Ch 9: Model Estimation

Determining the parameter of the model. Robust estimation is becoming more important to discount noisy inputs. Being a function of data an estimator is a random variable and hence have a sampling distribution. Finite data size is a challenge. Estimation always have a probabilistic interpretation. Three methods:
1) Least-square estimation - OLS method of best projection on subspace.
2) Maximum-Likelihood - maximizing the likelihood of sample given assumption of the underlying distribution.
3) Bayesian estimation - posterior distribution is prior distribution multiplied by the likelihood. One need to know the form of distribution.

Robust estimation
Matrices - PCA can be used to reduce dimension, select smaller set of factors and reduce noise.
Regression models - optimal linear estimator OLS, if residuals are normal it coincides with ML. Auto-correlation of residuals does not invalidate OLS, but makes it less efficient. Can be made more robust by making it less sensitive to outliers. Variable selection can be done by penalized objective functions (Ridge, Lasso, elastic net). Clustering makes estimates more robust by averaging - shrinkage, random coefficient model, contextual regressions (Sorensen, Hua, Qian 2005).
Vector auto-regressive models - multivariate OLS. For specific assumptions and limits ML can be used. Unstable VAR is generally concerned with co-integration detection and uses state of art ML method (Johansen 1991, Banerjee and Hendry 1992). Bayesian VAR (BVAR) can be used e.g. Litterman (1986) method.
Liner hidden-variable models - Kalman filter. Two main methods - ML based and subspace based.
Nonlinear hidden-variable models - MS-VAR can be estimated using EM algorithm.

Ch 10: Practical consideration with optimizer

softwares are available but understanding of the procedure is important for robustness and accuracy. Fortunately in finance, most problems have one unique optimal solution. Standard forms are - linear, quadratic, convex, conic, nonlinear. Markowitz's optimization is quadratic. Quadratic, convex and conic have unique solutions.

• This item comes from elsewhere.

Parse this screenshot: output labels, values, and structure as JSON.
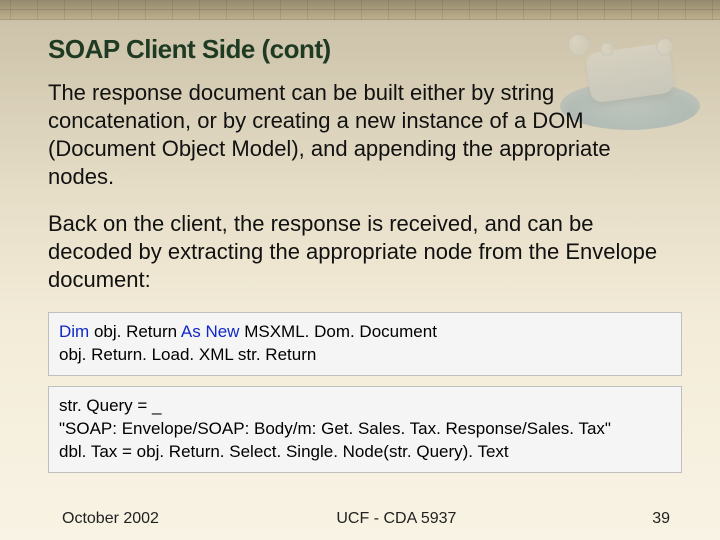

Solving the optimization problem - formulate problem, choose optimizer, solve problem. Re-sampled optimization can be used.

Ch 11: Industry survey

US $4 trillion asset under management. 2005. US and European managers.

Equity return forecasting techniques - Simple methods with economic intuition preferred. Momentum and reversal are most widely used. Regression using predictors like financial ratios is the bread and butter. Desire to combine company fundamentals to sentiments. Auto-regressive, co-integration, state-space, regime-switching, nonlinear methods (NN, DT) are central in some companies. Growing interest in high-frequency data.
Models based on exogenous predictors - operating efficiency, financial strength, earning quality, capital expenditure etc as core bottom-up equity model. Fundamental combined with momentum/reversal models.
Momentum and reversal models - use of multiple time horizon, most widely used, turnover is a concern - weighting and penalty functions used to mitigate it.
co-integration models - performance sensitive to liquidity and volatility. many firms use it as it models short term dynamics and long term equilibrium.
Markov-switching/regime-switching models - not used widely as market timing is difficult to predict.
auto-regressive models - Not been widely evaluated! A step ahead of momentum models. Over-fitting is cautioned.
state-space models - not widely used.
nonlinear models - potential in NN, DT. Some already use it.
models of higher-moment dynamics - e.g GARCH, used by very few.

Model risk mitigation techniques - mostly co-variance matrix estimation.
Bayesian estimation - hard to implement explicitly but used implicitly.
Shrinkage/Averaging - widely used.
random coefficient models - hardly used. randomization of data to ensure against over-fitting used.

Optimization techniques - half the firms use it, other half distrust it.
Robust optimization - re-sampling methods
multistage stochastic optimization - hardly used.

Ch 12: Today and tomorrow

Changing markets is a reality. Supervision is required. Regression is the king today. Text mining may be becoming hot.